Tableau 13 : Changement à la combinaison énergétique par secteur

Résidentiel Transport
  2020 2050   2020 2050
Gaz naturel -4 % -6 % PPR -1 % -57 %
PPR* -5 % -28 % Électricité 0 % 11 %
Électricité 9 % 35 % Hydrogène 0 % 5 %
Bois 0 % 0 % Renouvelable 0 % 40 %
Industriel Électricité
  2020 2050   2020 2050
Gaz naturel -3 % -6 % Gaz naturel 4 % 8 %
Charbon 0 % -1 % Charbon -11 % -29 %
PPR -6 % -19 % PPR 0 % -2 %
Électricité 4 % 18 % Renouvelable 7 % 23 %
Bois 5 % 7 %      

* Produits pétroliers raffinés

Pour le ménage moyen, des effets de prix peuvent être prévus, les « pertes » et les « gains » étant liés aux réductions importantes de GES. Toutefois, ces effets de prix ne sont probablement pas étrangers aux fluctuations continues des prix de l’énergie que nous avons connus et, ainsi, les coûts accrus de l’énergie pour les ménages sont probablement importants, mais pas significatifs.

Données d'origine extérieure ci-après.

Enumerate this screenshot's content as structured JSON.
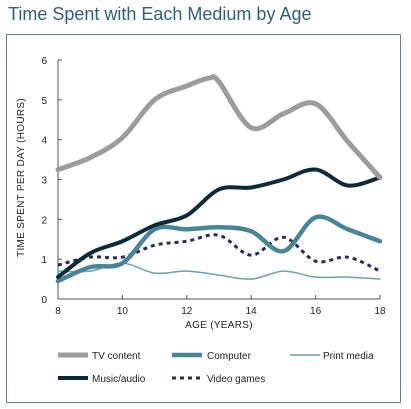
{
  "chart_data": {
    "type": "line",
    "title": "Time Spent with Each Medium by Age",
    "xlabel": "AGE (YEARS)",
    "ylabel": "TIME SPENT PER DAY (HOURS)",
    "xlim": [
      8,
      18
    ],
    "ylim": [
      0,
      6
    ],
    "xticks": [
      8,
      10,
      12,
      14,
      16,
      18
    ],
    "yticks": [
      0,
      1,
      2,
      3,
      4,
      5,
      6
    ],
    "grid": false,
    "legend_position": "bottom",
    "series": [
      {
        "name": "TV content",
        "color": "#9c9c9c",
        "width": 5,
        "dash": "",
        "points": [
          [
            8,
            3.25
          ],
          [
            9,
            3.55
          ],
          [
            10,
            4.05
          ],
          [
            11,
            5.0
          ],
          [
            12,
            5.35
          ],
          [
            12.7,
            5.55
          ],
          [
            13,
            5.45
          ],
          [
            14,
            4.3
          ],
          [
            15,
            4.65
          ],
          [
            16,
            4.9
          ],
          [
            17,
            3.95
          ],
          [
            18,
            3.05
          ]
        ]
      },
      {
        "name": "Music/audio",
        "color": "#0e2a38",
        "width": 4,
        "dash": "",
        "points": [
          [
            8,
            0.55
          ],
          [
            9,
            1.15
          ],
          [
            10,
            1.45
          ],
          [
            11,
            1.85
          ],
          [
            12,
            2.1
          ],
          [
            13,
            2.75
          ],
          [
            14,
            2.8
          ],
          [
            15,
            3.0
          ],
          [
            16,
            3.25
          ],
          [
            17,
            2.85
          ],
          [
            18,
            3.05
          ]
        ]
      },
      {
        "name": "Computer",
        "color": "#4a8597",
        "width": 4.5,
        "dash": "",
        "points": [
          [
            8,
            0.45
          ],
          [
            9,
            0.8
          ],
          [
            10,
            0.9
          ],
          [
            11,
            1.75
          ],
          [
            12,
            1.75
          ],
          [
            13,
            1.8
          ],
          [
            14,
            1.7
          ],
          [
            15,
            1.2
          ],
          [
            16,
            2.05
          ],
          [
            17,
            1.75
          ],
          [
            18,
            1.45
          ]
        ]
      },
      {
        "name": "Video games",
        "color": "#2c2960",
        "width": 3,
        "dash": "4,4",
        "points": [
          [
            8,
            0.85
          ],
          [
            9,
            1.05
          ],
          [
            10,
            1.05
          ],
          [
            11,
            1.35
          ],
          [
            12,
            1.45
          ],
          [
            13,
            1.6
          ],
          [
            14,
            1.1
          ],
          [
            15,
            1.55
          ],
          [
            16,
            0.95
          ],
          [
            17,
            1.05
          ],
          [
            18,
            0.7
          ]
        ]
      },
      {
        "name": "Print media",
        "color": "#6aa0b4",
        "width": 1.5,
        "dash": "",
        "points": [
          [
            8,
            0.7
          ],
          [
            9,
            0.7
          ],
          [
            10,
            0.9
          ],
          [
            11,
            0.65
          ],
          [
            12,
            0.7
          ],
          [
            13,
            0.6
          ],
          [
            14,
            0.5
          ],
          [
            15,
            0.7
          ],
          [
            16,
            0.55
          ],
          [
            17,
            0.55
          ],
          [
            18,
            0.5
          ]
        ]
      }
    ],
    "legend": [
      {
        "series": 0,
        "label": "TV content"
      },
      {
        "series": 2,
        "label": "Computer"
      },
      {
        "series": 4,
        "label": "Print media"
      },
      {
        "series": 1,
        "label": "Music/audio"
      },
      {
        "series": 3,
        "label": "Video games"
      }
    ]
  }
}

  • Des hausses des prix de l’électricité de l’ordre de 50 % d’ici 2050 pour les ménages peuvent être prévues dans les provinces à forte intensité en dioxyde de carbone, comme l’Alberta et l’Ontario. Les effets des prix de l’électricité dans les autres provinces seraient probablement inférieurs. Pour le chauffage local et l’eau chaude dans les maisons, les coûts du gaz naturel pourraient augmenter d’environ 60 % d’ici 2050, ce qui est bien en dessous des récentes fluctuations des prix. Les prix de l’essence pourraient sensiblement doubler par rapport à leur niveau antérieur d’ici 2050. Pour remettre cela en contexte, les prix de l’essence au détail au Canada en 2005 ont fluctué de 0,80 à 1,20 $ le litre et ont clôturé l’année à environ 1,05 $ le litre.

  • Bien que de nombreux coûts d’énergie puissent augmenter, il peut également y avoir des économies pour les ménages. Les ménages pourraient consommer considérablement moins d’énergie en raison de l’effet combiné des règlements de construction qui augmentent l’efficacité énergétique et le prix des émissions, lesquels augmentent l’efficacité énergétique et la conservation de la demande. Dans notre évaluation, les dépenses de l’énergie totale par ménage chutent de 15 %, malgré les hausses de prix. Le coût de ces économies représente une augmentation des dépenses en capital pour les mesures d’efficacité énergétique, mais l’effet global est positif et des économies globales nettes pour les consommateurs peuvent être réalisées.